In spite of significant, recent advances in the molecular genetics and neuroscience of mental health disorders, behavioral ratings based on clinical observations are still the gold standard for screening, diagnosing and assessing outcomes in neurodevelopmental disorders, including autism spectrum disorder (ASD). Such behavioral ratings are subjective, require significant clinician expertise and training, and typically do not capture data from the children in their natural environments. Further, these behavioral measures are not scalable for large population screening, low resource settings or longitudinal monitoring, all of which are critical for outcome evaluation in multisite studies and for understanding and evaluating symptoms in the general population. The development of innovative and efficient approaches to behavioral screening, diagnosis and monitoring is thus a significant unmet need in the area of healthcare, including ASD. It is critical to develop validated (and if so required, FDA approved), low-cost and scalable tools for behavioral analysis of (childhood) mental health conditions.
Guillermo Sapiro’s team has conducted studies of an ASD digital screening and monitoring tool based on computer vision1, demonstrating proof of concept and feasibility. These early measures of attention were based on automated coding head turns. In the proposed project, Sapiro aims to enhance his group’s ability to measure attention by developing robust, online gaze-analysis capability. Gaze patterns are a sensitive index of ASD symptoms; however, current studies rely on expensive eye-tracking technology used in controlled laboratory settings. Sapiro’s team will build upon their preliminary work to develop computational and machine-learning tools for gaze analysis from cameras embedded in standard phones/tablets/computers, along with tools to integrate gaze analysis with other video-recorded behaviors, such as emotions. This type of integrated stimuli sensing-analysis approach is needed for truly scalable online behavioral sensing.

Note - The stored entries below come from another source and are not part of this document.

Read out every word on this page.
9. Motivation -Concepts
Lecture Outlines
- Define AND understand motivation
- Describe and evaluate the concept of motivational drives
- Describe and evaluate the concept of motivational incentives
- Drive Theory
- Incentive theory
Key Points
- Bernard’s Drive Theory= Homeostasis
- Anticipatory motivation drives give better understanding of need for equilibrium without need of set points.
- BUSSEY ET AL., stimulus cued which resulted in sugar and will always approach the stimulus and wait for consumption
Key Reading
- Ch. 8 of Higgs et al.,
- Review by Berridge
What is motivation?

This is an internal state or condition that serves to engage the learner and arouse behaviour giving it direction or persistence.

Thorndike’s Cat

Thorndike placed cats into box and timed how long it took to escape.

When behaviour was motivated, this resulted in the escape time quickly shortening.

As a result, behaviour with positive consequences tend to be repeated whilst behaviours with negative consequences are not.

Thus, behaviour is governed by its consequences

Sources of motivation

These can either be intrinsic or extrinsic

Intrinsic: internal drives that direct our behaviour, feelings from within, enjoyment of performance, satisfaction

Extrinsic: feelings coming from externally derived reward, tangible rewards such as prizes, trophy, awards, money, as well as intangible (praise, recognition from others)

The group will then validate these new tools in a large population of infants and young children with ASD, ascertained through Duke Primary Care in a study supported by the newly awarded National Institutes of Health Autism Center of Excellence at Duke University. The tools developed will be available for deployment in other environments, since they are all are comprised solely of software. The development and validation of this simple, automated behavioral-analysis tool will help systematize behavioral ratings and allow broader, more uniform screening for conditions such as ASD.